Pengkajian Stratejik
Konsep-Konsep
Keamanan Kontemporer
I.
Pendahuluan
I.I.
Latar Belakang
“security,
in any objective sense, measures the absence of threat to acquired values, in a
subjective sense, the absence of fear that such values will be attacked”
(Buzan, 1991:4).
Menurut Barry Buzan,
Keamanan merupakan ketiadaan ancaman dari nilai-nilai yang dibutuhkan manusia
dalam menjalani kehidupannya.[1] Sebelum
perang dingin, isu keamanan didominasi oleh keamanan militer sehingga banyak
menimbulkan kemungkinan terjadinya perang dalam dunia internasional. Dalam hal
ini, aktor yang sangat mendominasi adalah negara (state centric). Negara memiliki kapabilitas dalam menentukan
kekuatan militer nasional dan strategi yang digunakannya.
Iklim internasional
pada saat perang dingin mulai memasuki struktur bipolar. Sistem ini ditunjukan
dengan adanya balance of power antara Amerika Serikat dan Uni Soviet.
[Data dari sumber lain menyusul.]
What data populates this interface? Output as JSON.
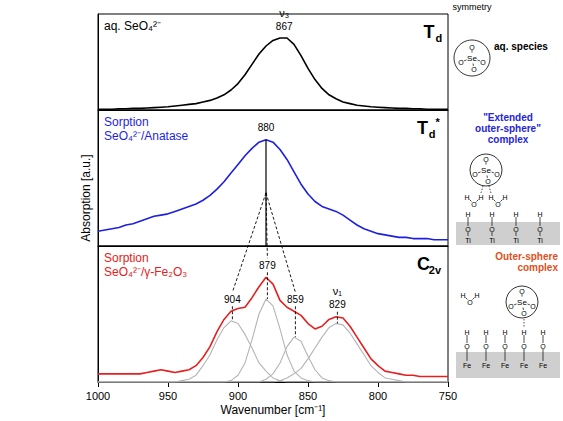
{
  "chart_data": [
    {
      "type": "line",
      "title": "aq. SeO₄²⁻",
      "color": "#000000",
      "symmetry": {
        "main": "T",
        "sub": "d"
      },
      "x": [
        1000,
        995,
        990,
        985,
        980,
        975,
        970,
        965,
        960,
        955,
        950,
        945,
        940,
        935,
        930,
        925,
        920,
        915,
        910,
        905,
        900,
        895,
        890,
        885,
        880,
        875,
        870,
        865,
        860,
        855,
        850,
        845,
        840,
        835,
        830,
        825,
        820,
        815,
        810,
        805,
        800,
        795,
        790,
        785,
        780,
        775,
        770,
        765,
        760,
        755,
        750
      ],
      "xlim": [
        1000,
        750
      ],
      "xticks": [
        1000,
        950,
        900,
        850,
        800,
        750
      ],
      "ylim": [
        0,
        1.2
      ],
      "yticks": [],
      "grid": false,
      "tick_labels": false,
      "series": [
        {
          "color": "#000000",
          "values": [
            0.01,
            0.01,
            0.01,
            0.015,
            0.015,
            0.02,
            0.02,
            0.025,
            0.03,
            0.035,
            0.04,
            0.05,
            0.06,
            0.07,
            0.08,
            0.1,
            0.12,
            0.15,
            0.19,
            0.25,
            0.33,
            0.44,
            0.57,
            0.7,
            0.8,
            0.87,
            0.9,
            0.9,
            0.82,
            0.68,
            0.52,
            0.38,
            0.27,
            0.19,
            0.14,
            0.1,
            0.08,
            0.06,
            0.05,
            0.04,
            0.035,
            0.03,
            0.025,
            0.02,
            0.02,
            0.015,
            0.015,
            0.01,
            0.01,
            0.01,
            0.01
          ]
        }
      ],
      "peaks": [
        {
          "x": 867
        }
      ],
      "mode_labels": [
        {
          "x": 867,
          "text": "ν₃",
          "line_style": "solid"
        }
      ]
    },
    {
      "type": "line",
      "title": "Sorption\nSeO₄²⁻/Anatase",
      "color": "#1f1fe0",
      "symmetry": {
        "main": "T",
        "sub": "d",
        "sup": "*"
      },
      "ylabel": "Absorption [a.u.]",
      "x": [
        1000,
        995,
        990,
        985,
        980,
        975,
        970,
        965,
        960,
        955,
        950,
        945,
        940,
        935,
        930,
        925,
        920,
        915,
        910,
        905,
        900,
        895,
        890,
        885,
        880,
        875,
        870,
        865,
        860,
        855,
        850,
        845,
        840,
        835,
        830,
        825,
        820,
        815,
        810,
        805,
        800,
        795,
        790,
        785,
        780,
        775,
        770,
        765,
        760,
        755,
        750
      ],
      "xlim": [
        1000,
        750
      ],
      "xticks": [
        1000,
        950,
        900,
        850,
        800,
        750
      ],
      "ylim": [
        0,
        1.1
      ],
      "yticks": [],
      "grid": false,
      "tick_labels": false,
      "series": [
        {
          "color": "#1f1fe0",
          "values": [
            0.12,
            0.13,
            0.14,
            0.15,
            0.17,
            0.18,
            0.2,
            0.22,
            0.24,
            0.25,
            0.26,
            0.28,
            0.3,
            0.32,
            0.34,
            0.37,
            0.41,
            0.46,
            0.52,
            0.59,
            0.66,
            0.73,
            0.79,
            0.84,
            0.86,
            0.84,
            0.78,
            0.7,
            0.6,
            0.5,
            0.42,
            0.36,
            0.32,
            0.3,
            0.28,
            0.25,
            0.21,
            0.17,
            0.14,
            0.12,
            0.1,
            0.09,
            0.08,
            0.07,
            0.07,
            0.06,
            0.06,
            0.06,
            0.05,
            0.05,
            0.05
          ]
        }
      ],
      "peaks": [
        {
          "x": 880,
          "line_style": "solid"
        }
      ],
      "connectors": [
        {
          "from": 880,
          "to": [
            904,
            879,
            859
          ]
        }
      ]
    },
    {
      "type": "line",
      "title": "Sorption\nSeO₄²⁻/γ-Fe₂O₃",
      "color": "#e62020",
      "symmetry": {
        "main": "C",
        "sub": "2v"
      },
      "xlabel": "Wavenumber [cm⁻¹]",
      "x": [
        1000,
        995,
        990,
        985,
        980,
        975,
        970,
        965,
        960,
        955,
        950,
        945,
        940,
        935,
        930,
        925,
        920,
        915,
        910,
        905,
        900,
        895,
        890,
        885,
        880,
        875,
        870,
        865,
        860,
        855,
        850,
        845,
        840,
        835,
        830,
        825,
        820,
        815,
        810,
        805,
        800,
        795,
        790,
        785,
        780,
        775,
        770,
        765,
        760,
        755,
        750
      ],
      "xlim": [
        1000,
        750
      ],
      "xticks": [
        1000,
        950,
        900,
        850,
        800,
        750
      ],
      "ylim": [
        0,
        1
      ],
      "yticks": [],
      "grid": false,
      "tick_labels": "x",
      "series": [
        {
          "color": "#b4b4b4",
          "values": [
            0,
            0,
            0,
            0,
            0,
            0,
            0,
            0,
            0,
            0,
            0,
            0,
            0.01,
            0.02,
            0.05,
            0.12,
            0.2,
            0.31,
            0.4,
            0.45,
            0.43,
            0.35,
            0.25,
            0.14,
            0.08,
            0.03,
            0.01,
            0,
            0,
            0,
            0,
            0,
            0,
            0,
            0,
            0,
            0,
            0,
            0,
            0,
            0,
            0,
            0,
            0,
            0,
            0,
            0,
            0,
            0,
            0,
            0
          ]
        },
        {
          "color": "#b4b4b4",
          "values": [
            0,
            0,
            0,
            0,
            0,
            0,
            0,
            0,
            0,
            0,
            0,
            0,
            0,
            0,
            0,
            0,
            0,
            0,
            0,
            0.01,
            0.05,
            0.14,
            0.31,
            0.5,
            0.61,
            0.56,
            0.39,
            0.2,
            0.08,
            0.03,
            0.01,
            0,
            0,
            0,
            0,
            0,
            0,
            0,
            0,
            0,
            0,
            0,
            0,
            0,
            0,
            0,
            0,
            0,
            0,
            0,
            0
          ]
        },
        {
          "color": "#b4b4b4",
          "values": [
            0,
            0,
            0,
            0,
            0,
            0,
            0,
            0,
            0,
            0,
            0,
            0,
            0,
            0,
            0,
            0,
            0,
            0,
            0,
            0,
            0,
            0,
            0,
            0,
            0.02,
            0.06,
            0.14,
            0.26,
            0.33,
            0.3,
            0.19,
            0.09,
            0.03,
            0.01,
            0,
            0,
            0,
            0,
            0,
            0,
            0,
            0,
            0,
            0,
            0,
            0,
            0,
            0,
            0,
            0,
            0
          ]
        },
        {
          "color": "#b4b4b4",
          "values": [
            0,
            0,
            0,
            0,
            0,
            0,
            0,
            0,
            0,
            0,
            0,
            0,
            0,
            0,
            0,
            0,
            0,
            0,
            0,
            0,
            0,
            0,
            0,
            0,
            0,
            0,
            0.01,
            0.03,
            0.06,
            0.1,
            0.17,
            0.25,
            0.33,
            0.4,
            0.43,
            0.42,
            0.36,
            0.28,
            0.2,
            0.12,
            0.07,
            0.03,
            0.02,
            0.01,
            0,
            0,
            0,
            0,
            0,
            0,
            0
          ]
        },
        {
          "color": "#e62020",
          "values": [
            0.06,
            0.06,
            0.06,
            0.06,
            0.06,
            0.06,
            0.06,
            0.07,
            0.08,
            0.09,
            0.08,
            0.07,
            0.08,
            0.09,
            0.12,
            0.18,
            0.26,
            0.37,
            0.46,
            0.52,
            0.54,
            0.55,
            0.62,
            0.7,
            0.77,
            0.72,
            0.6,
            0.55,
            0.52,
            0.49,
            0.43,
            0.39,
            0.41,
            0.46,
            0.48,
            0.47,
            0.41,
            0.33,
            0.25,
            0.17,
            0.12,
            0.08,
            0.07,
            0.06,
            0.05,
            0.05,
            0.04,
            0.04,
            0.04,
            0.04,
            0.04
          ]
        }
      ],
      "peaks": [
        {
          "x": 904,
          "line_style": "dashed"
        },
        {
          "x": 879,
          "line_style": "dashed"
        },
        {
          "x": 859,
          "line_style": "dashed"
        },
        {
          "x": 829,
          "line_style": "dashed"
        }
      ],
      "mode_labels": [
        {
          "x": 829,
          "text": "ν₁"
        }
      ]
    }
  ],
  "schematic": {
    "heading": "symmetry",
    "ion": {
      "center": "Se",
      "ligand": "O"
    },
    "water": {
      "oxygen": "O",
      "hydrogen": "H"
    },
    "panels": [
      {
        "label": "aq. species",
        "color": "#000000",
        "water_molecules": 0
      },
      {
        "label": "\"Extended outer-sphere\"\ncomplex",
        "color": "#2424d8",
        "water_molecules": 2,
        "surface": "Ti"
      },
      {
        "label": "Outer-sphere\ncomplex",
        "color": "#e0501c",
        "water_molecules": 1,
        "surface": "Fe"
      }
    ]
  }
}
Sedangkan, memasuki era pasca perang dingin struktur internasional menjadi
multipolar. Aktor-aktor yang bermain dalam sistem internasional lebih kompleks
atau mulai menyentuh non-state actors seperti
oganisasi internasional, mutinational coorporation, transnational actor, bahkan
individu. Semakin banyak aktor yang
terlibat, semakin besar pengaruhnya terhadap stabilitas keamanan dan isu-isu
yang muncul semakin kompleks tidak hanya terfokus pada keamanan militer, perang
dan damai, tetapi isu kemanusiaan, gender meanstreaing, transnational organized
crime dan lain sebagainya.
Oleh karena itu, konsep
keamanan kontemporer perlu untuk dikaji untuk mengetahui ancaman apa saja yang
muncul dan bagaimana solusi menghadapinya.
II.
Isi
Ancaman
apa saja yang masuk dalam kategori keamanan kontemporer?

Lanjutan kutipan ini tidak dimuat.